A pesquisadora conduz um estudo sobre os impactos da escala 6×1 na saúde dos trabalhadores e revela dados preocupantes. “Os relatos são de adoecimento físico e mental. É alto o número de trabalhadores que fazem uso contínuo de ansiolíticos, antidepressivos e analgésicos para lidar com a sobrecarga.”

Trabalho por hora: vínculo instável, direitos limitados


O contrato intermitente, previsto no artigo 452-A da Consolidação das Leis do Trabalho (CLT), estabelece que o trabalhador tenha carteira assinada, mas sem garantia de jornada fixa nem salário mensal. A remuneração é proporcional às horas trabalhadas — que são determinadas unicamente pela empresa.

Nessa lógica, férias, 13º salário, FGTS e INSS também são proporcionais, e não há garantia de renda mínima. A incerteza domina a vida do trabalhador, que fica na expectativa de ser convocado e não consegue planejar o próprio mês.

“É um modelo que fragiliza o trabalhador e o coloca em uma condição de extrema vulnerabilidade”, afirma a economista Alanna Santos de Oliveira, doutora pela Universidade Federal de Uberlândia e integrante do Centro de Estudos e Pesquisas Econômico-sociais (Cepes). “Para alcançar um salário digno, o trabalhador intermitente precisaria manter múltiplos contratos — o que, na prática, é inviável.”

A instabilidade compromete também o acesso à seguridade social. Como nem sempre o trabalhador atinge o mínimo de contribuição ao INSS, há risco de não ter direito à aposentadoria, ao seguro-desemprego ou ao abono salarial.

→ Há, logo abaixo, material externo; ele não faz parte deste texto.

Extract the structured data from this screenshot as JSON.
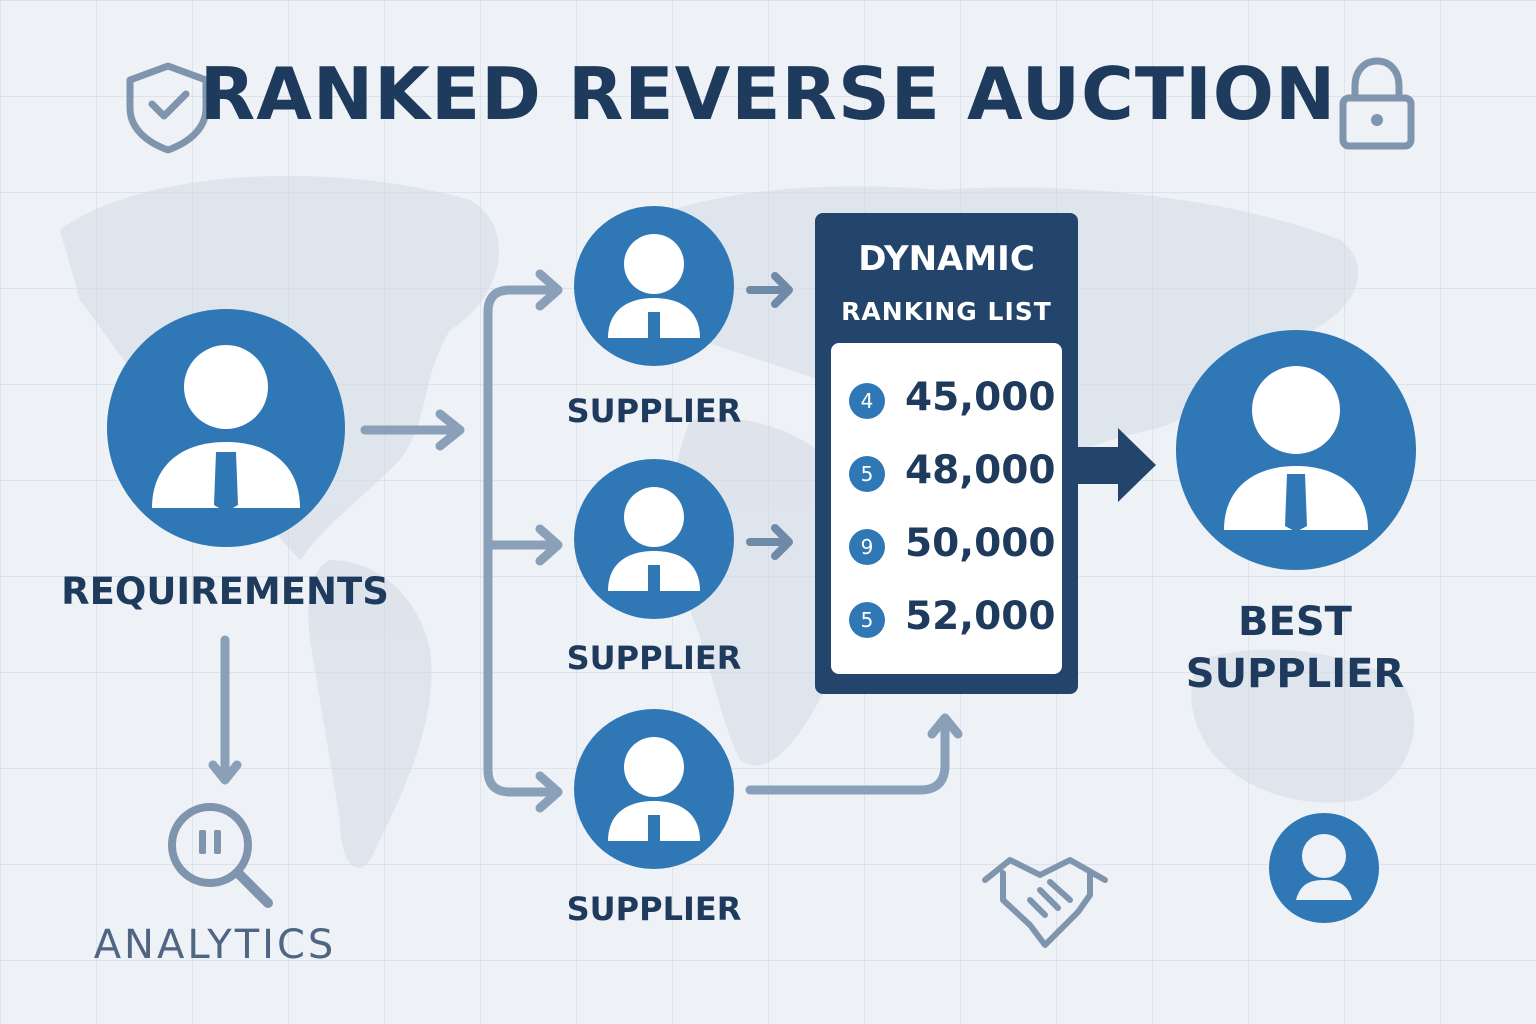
{
  "title": "RANKED REVERSE AUCTION",
  "requirements": {
    "label": "REQUIREMENTS",
    "icon": "user-tie-icon"
  },
  "analytics": {
    "label": "ANALYTICS",
    "icon": "search-analytics-icon"
  },
  "suppliers": [
    {
      "label": "SUPPLIER",
      "icon": "user-tie-icon"
    },
    {
      "label": "SUPPLIER",
      "icon": "user-tie-icon"
    },
    {
      "label": "SUPPLIER",
      "icon": "user-tie-icon"
    }
  ],
  "ranking_panel": {
    "title_line1": "DYNAMIC",
    "title_line2": "RANKING LIST",
    "entries": [
      {
        "rank": "4",
        "value": "45,000"
      },
      {
        "rank": "5",
        "value": "48,000"
      },
      {
        "rank": "9",
        "value": "50,000"
      },
      {
        "rank": "5",
        "value": "52,000"
      }
    ]
  },
  "best_supplier": {
    "label_line1": "BEST",
    "label_line2": "SUPPLIER",
    "icon": "user-tie-icon"
  },
  "decor_icons": [
    "shield-check-icon",
    "lock-icon",
    "handshake-icon",
    "user-icon"
  ],
  "colors": {
    "accent_blue": "#2f78b5",
    "navy": "#23456b",
    "text_dark": "#1e3a5c",
    "arrow_gray": "#8aa0b8",
    "background": "#eef1f6"
  }
}
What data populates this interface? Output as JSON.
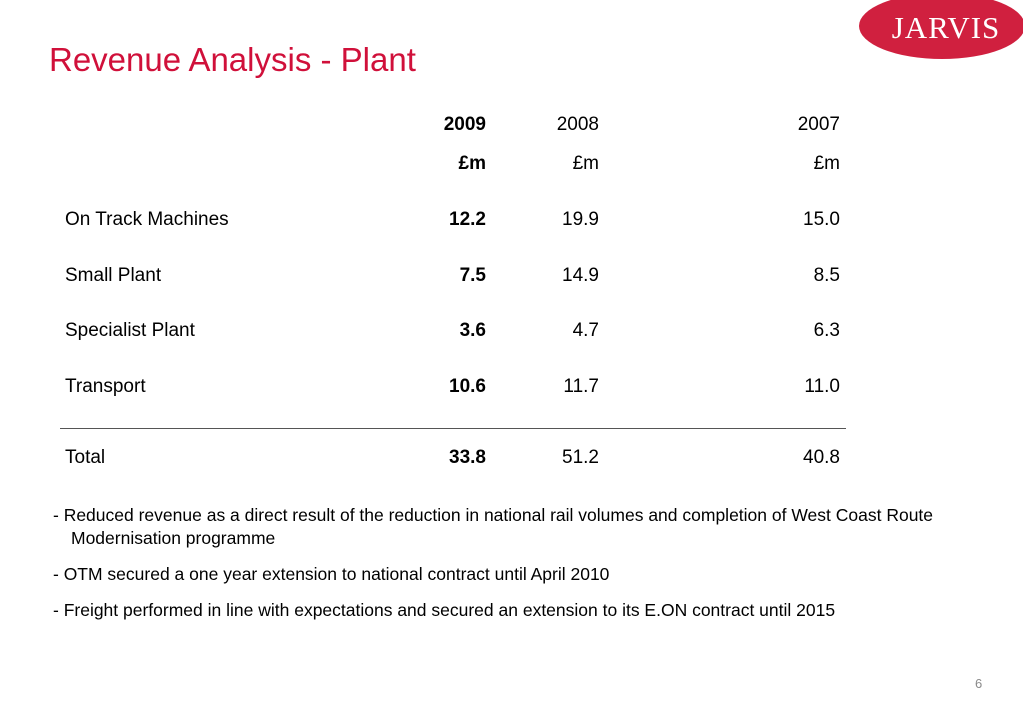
{
  "slide": {
    "title": "Revenue Analysis - Plant",
    "logo_text": "JARVIS",
    "page_number": "6",
    "colors": {
      "title": "#d0103a",
      "logo_bg": "#d0203f",
      "logo_text": "#ffffff"
    }
  },
  "table": {
    "headers": [
      {
        "year": "2009",
        "unit": "£m"
      },
      {
        "year": "2008",
        "unit": "£m"
      },
      {
        "year": "2007",
        "unit": "£m"
      }
    ],
    "rows": [
      {
        "label": "On Track Machines",
        "values": [
          "12.2",
          "19.9",
          "15.0"
        ]
      },
      {
        "label": "Small Plant",
        "values": [
          "7.5",
          "14.9",
          "8.5"
        ]
      },
      {
        "label": "Specialist Plant",
        "values": [
          "3.6",
          "4.7",
          "6.3"
        ]
      },
      {
        "label": "Transport",
        "values": [
          "10.6",
          "11.7",
          "11.0"
        ]
      }
    ],
    "total": {
      "label": "Total",
      "values": [
        "33.8",
        "51.2",
        "40.8"
      ]
    }
  },
  "bullets": [
    "- Reduced revenue as a direct result of the reduction in national rail volumes and completion of West Coast Route Modernisation programme",
    "- OTM secured a one year extension to national contract until April 2010",
    "- Freight performed in line with expectations and secured an extension to its E.ON contract until 2015"
  ]
}
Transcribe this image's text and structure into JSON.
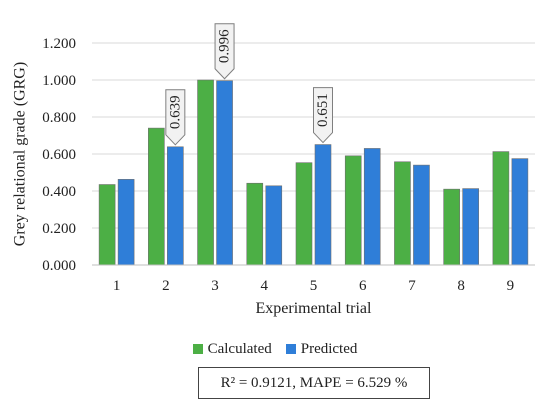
{
  "chart_data": {
    "type": "bar",
    "xlabel": "Experimental trial",
    "ylabel": "Grey relational grade (GRG)",
    "ylim": [
      0,
      1.2
    ],
    "yticks": [
      "0.000",
      "0.200",
      "0.400",
      "0.600",
      "0.800",
      "1.000",
      "1.200"
    ],
    "categories": [
      "1",
      "2",
      "3",
      "4",
      "5",
      "6",
      "7",
      "8",
      "9"
    ],
    "grid": true,
    "legend_position": "bottom",
    "series": [
      {
        "name": "Calculated",
        "color": "#4caf45",
        "values": [
          0.435,
          0.74,
          1.0,
          0.442,
          0.553,
          0.59,
          0.558,
          0.41,
          0.613
        ]
      },
      {
        "name": "Predicted",
        "color": "#2f7ed8",
        "values": [
          0.463,
          0.639,
          0.996,
          0.428,
          0.651,
          0.63,
          0.54,
          0.413,
          0.575
        ]
      }
    ],
    "annotations": [
      {
        "category": "2",
        "series": "Predicted",
        "text": "0.639"
      },
      {
        "category": "3",
        "series": "Predicted",
        "text": "0.996"
      },
      {
        "category": "5",
        "series": "Predicted",
        "text": "0.651"
      }
    ]
  },
  "stats_text": "R² = 0.9121, MAPE = 6.529 %"
}
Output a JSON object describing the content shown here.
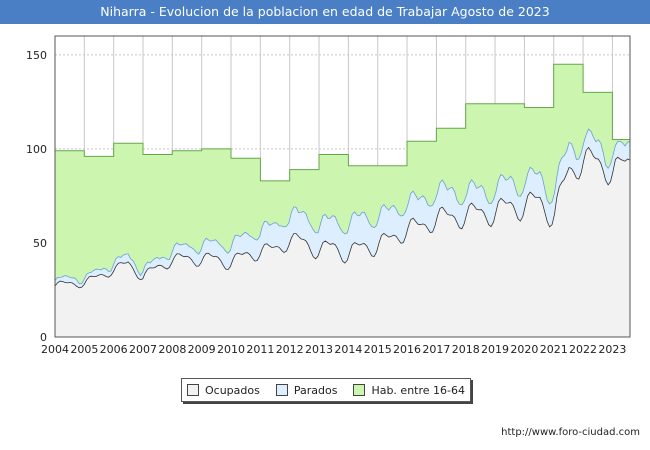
{
  "header": {
    "title": "Niharra - Evolucion de la poblacion en edad de Trabajar Agosto de 2023"
  },
  "source": "http://www.foro-ciudad.com",
  "colors": {
    "title_bg": "#4a7fc6",
    "hab": "#ccf5b0",
    "hab_line": "#66a84a",
    "parados": "#ddeeff",
    "parados_line": "#6a9fd6",
    "ocupados": "#f2f2f2",
    "ocupados_line": "#333333"
  },
  "chart_data": {
    "type": "area",
    "title": "Niharra - Evolucion de la poblacion en edad de Trabajar Agosto de 2023",
    "xlim": [
      2004,
      2023.6
    ],
    "ylim": [
      0,
      160
    ],
    "x_ticks": [
      "2004",
      "2005",
      "2006",
      "2007",
      "2008",
      "2009",
      "2010",
      "2011",
      "2012",
      "2013",
      "2014",
      "2015",
      "2016",
      "2017",
      "2018",
      "2019",
      "2020",
      "2021",
      "2022",
      "2023"
    ],
    "y_ticks": [
      0,
      50,
      100,
      150
    ],
    "grid": true,
    "legend": [
      {
        "name": "Ocupados",
        "color": "#f2f2f2"
      },
      {
        "name": "Parados",
        "color": "#ddeeff"
      },
      {
        "name": "Hab. entre 16-64",
        "color": "#ccf5b0"
      }
    ],
    "series": [
      {
        "name": "Hab. entre 16-64",
        "x": [
          2004,
          2005,
          2006,
          2007,
          2008,
          2009,
          2010,
          2011,
          2012,
          2013,
          2014,
          2015,
          2016,
          2017,
          2018,
          2019,
          2020,
          2021,
          2022,
          2023
        ],
        "values": [
          99,
          96,
          103,
          97,
          99,
          100,
          95,
          83,
          89,
          97,
          91,
          91,
          104,
          111,
          124,
          124,
          122,
          145,
          130,
          105
        ]
      },
      {
        "name": "Parados",
        "x": [
          2004,
          2004.5,
          2005,
          2005.5,
          2006,
          2006.5,
          2007,
          2007.5,
          2008,
          2008.5,
          2009,
          2009.5,
          2010,
          2010.5,
          2011,
          2011.5,
          2012,
          2012.5,
          2013,
          2013.5,
          2014,
          2014.5,
          2015,
          2015.5,
          2016,
          2016.5,
          2017,
          2017.5,
          2018,
          2018.5,
          2019,
          2019.5,
          2020,
          2020.5,
          2021,
          2021.5,
          2022,
          2022.5,
          2023,
          2023.6
        ],
        "values": [
          1,
          2,
          1,
          2,
          2,
          3,
          2,
          3,
          4,
          5,
          6,
          7,
          8,
          9,
          10,
          11,
          12,
          13,
          12,
          13,
          14,
          15,
          13,
          14,
          12,
          13,
          12,
          13,
          10,
          11,
          10,
          12,
          11,
          12,
          10,
          12,
          8,
          9,
          7,
          8
        ]
      },
      {
        "name": "Ocupados",
        "x": [
          2004,
          2004.5,
          2005,
          2005.5,
          2006,
          2006.5,
          2007,
          2007.5,
          2008,
          2008.5,
          2009,
          2009.5,
          2010,
          2010.5,
          2011,
          2011.5,
          2012,
          2012.5,
          2013,
          2013.5,
          2014,
          2014.5,
          2015,
          2015.5,
          2016,
          2016.5,
          2017,
          2017.5,
          2018,
          2018.5,
          2019,
          2019.5,
          2020,
          2020.5,
          2021,
          2021.5,
          2022,
          2022.5,
          2023,
          2023.6
        ],
        "values": [
          27,
          29,
          28,
          33,
          35,
          40,
          31,
          38,
          40,
          43,
          40,
          43,
          38,
          45,
          44,
          48,
          50,
          52,
          44,
          50,
          42,
          50,
          47,
          54,
          56,
          60,
          62,
          65,
          63,
          68,
          64,
          72,
          67,
          75,
          62,
          90,
          92,
          95,
          86,
          96
        ]
      }
    ]
  }
}
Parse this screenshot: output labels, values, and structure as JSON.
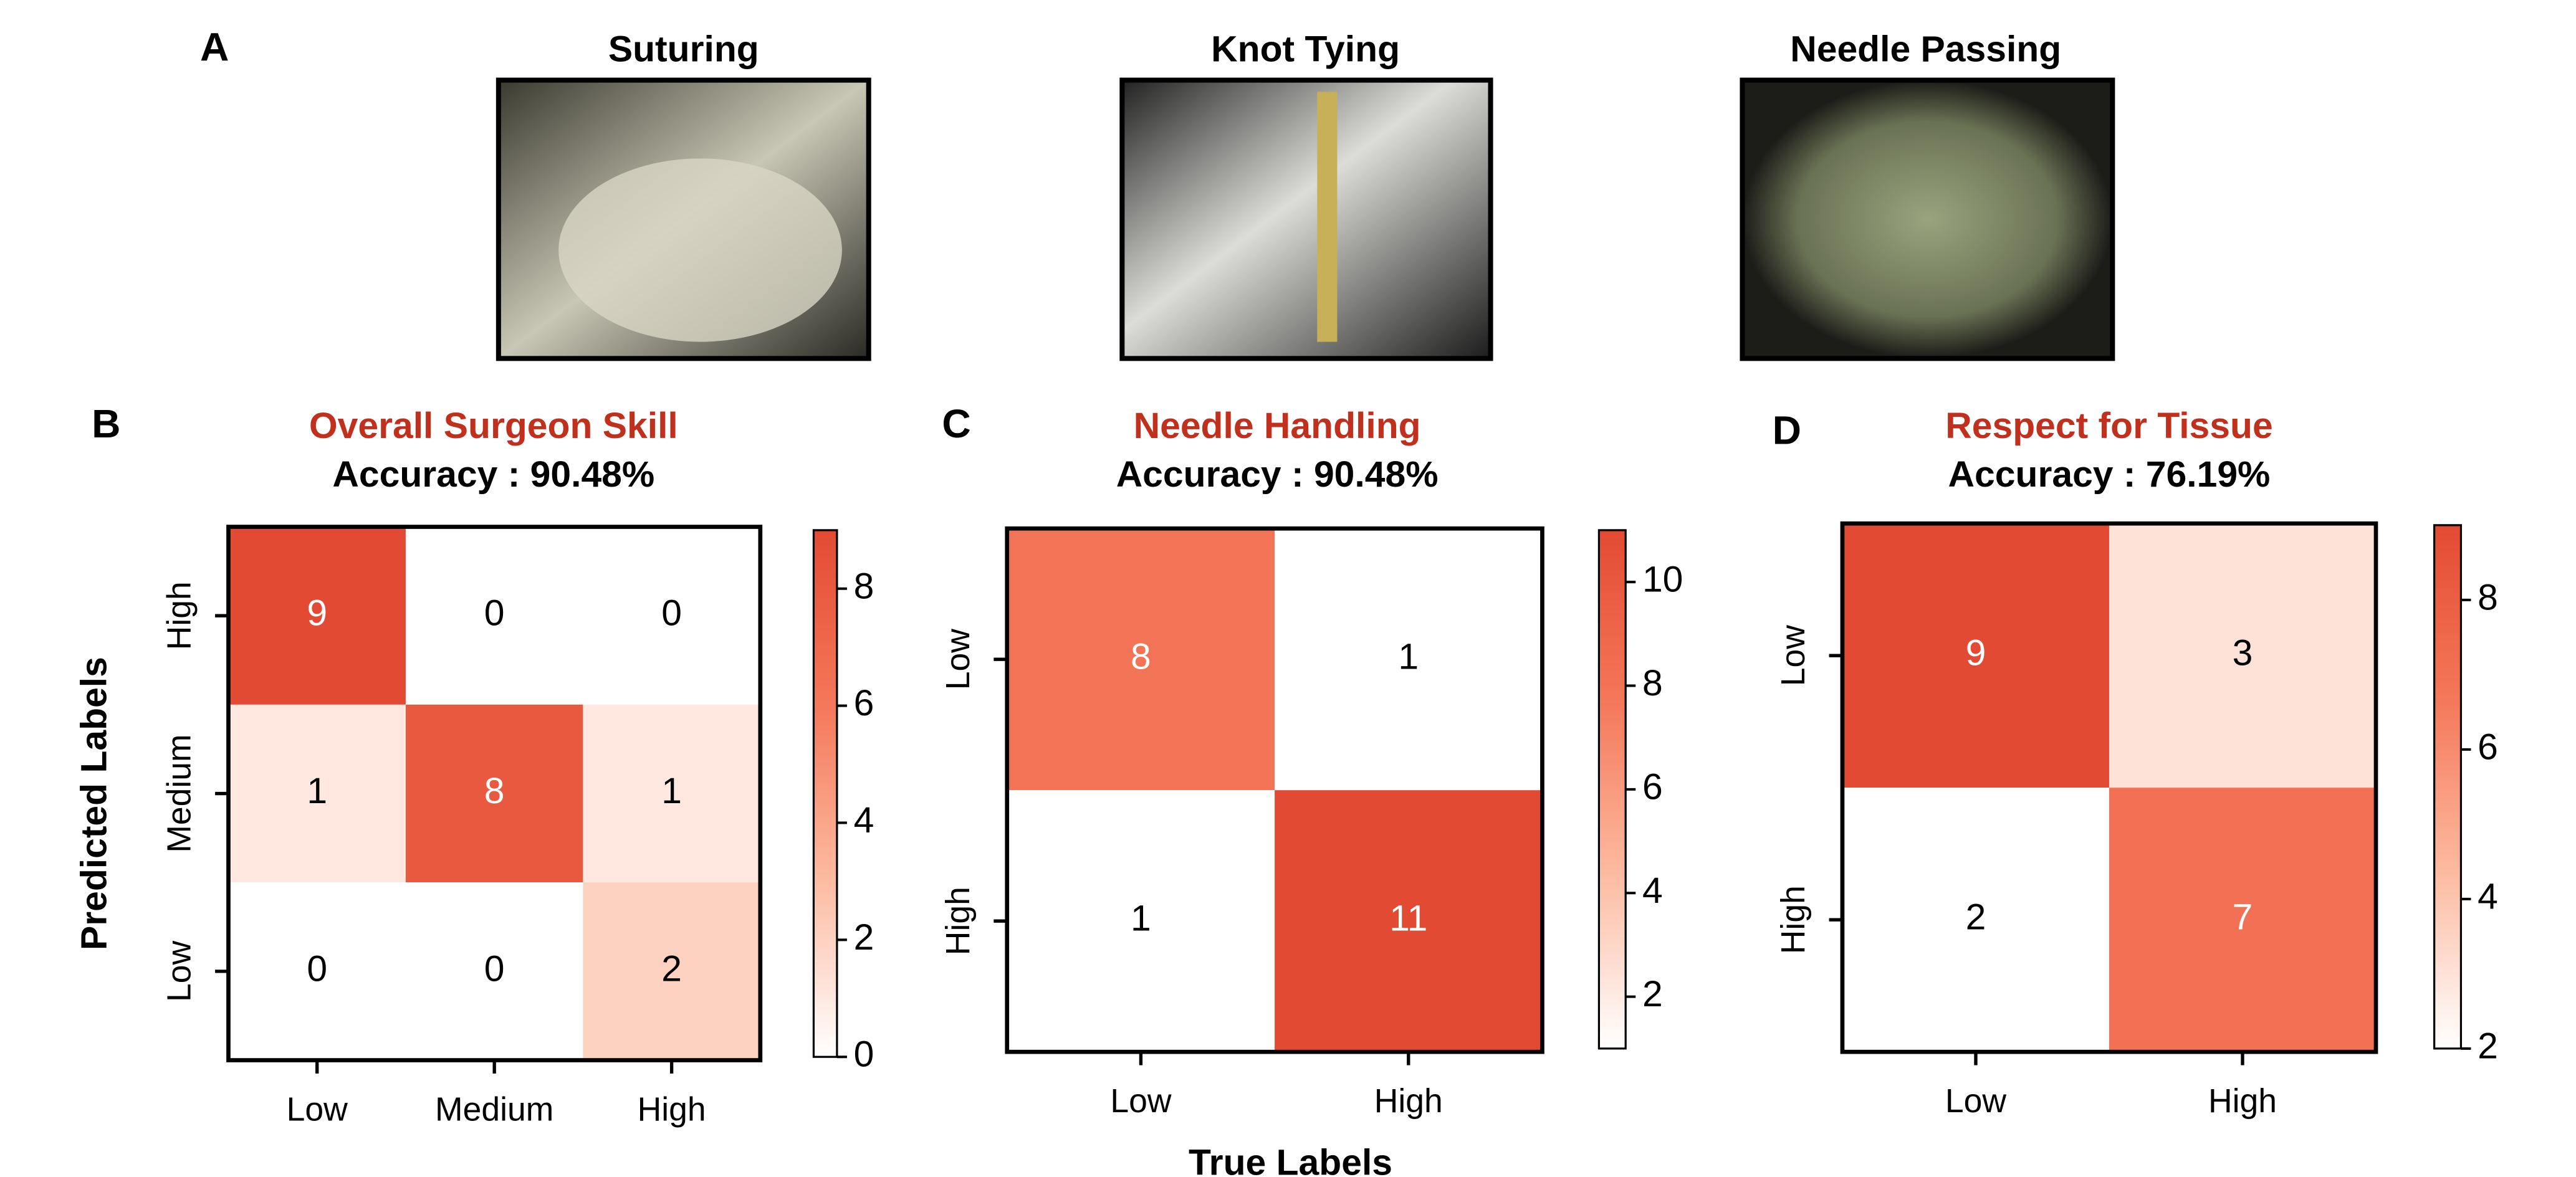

Flexibilização ou desregulamentação?


O discurso da “modernização das relações de trabalho” é, para muitos estudiosos, uma cortina de fumaça que esconde a erosão de direitos. “Flexibilização, empreendedorismo e inovação são termos vagos que têm servido como pretexto para desregulamentar o trabalho e fragilizar ainda mais a proteção social”, alerta Flávia Uchôa.

A juventude, segundo ela, está encurralada entre dois modelos precários: a informalidade disfarçada de empreendedorismo e o trabalho horista sem garantias. “Não estamos falando de empreendedores com acesso a crédito e planejamento. São jovens que recorrem à informalidade para sobreviver, muitas vezes sem sequer entender o que estão abrindo mão.”

Fim da escala 6×1: uma bandeira urgente
Diante desse cenário, entidades sindicais defendem não apenas a revisão do modelo intermitente, mas o fim da jornada exaustiva 6×1. “Nossa luta é por uma redução da jornada semanal sem redução de salário. Queremos dignidade, tempo para estudar, conviver, descansar”, afirma Márcio Ayer, presidente do Sindicato dos Comerciários do Rio de Janeiro e diretor da CTB.

Para Luiz Carlos Motta, presidente da Confederação Nacional dos Trabalhadores no Comércio (CNTC), o fim da escala 6×1 poderia inclusive aumentar a produtividade. “Trabalhadores motivados produzem mais. Qualidade de vida e valorização profissional andam de mãos dadas.”

Supermercados lucram, trabalhadores adoecem


Em 2023, o setor supermercadista cresceu 6,5% — quase o dobro do Produto Interno Bruto (PIB) nacional, que avançou 3,4%. O desempenho reforça a crítica de que não faltam recursos para promover melhores condições de trabalho, mas sim vontade política e empresarial.

“Claro que estamos falando das grandes redes, não dos pequenos comércios. Mas é justamente esse grupo que pressiona por mais flexibilização, mesmo sendo o que mais lucra”, diz Alanna Oliveira.

Para especialistas, precarizar ainda mais o trabalho não é caminho para a geração de empregos sustentáveis. Pelo contrário: é um retrocesso que compromete o bem-estar social, agrava a desigualdade e lança milhares de brasileiros na incerteza do dia seguinte.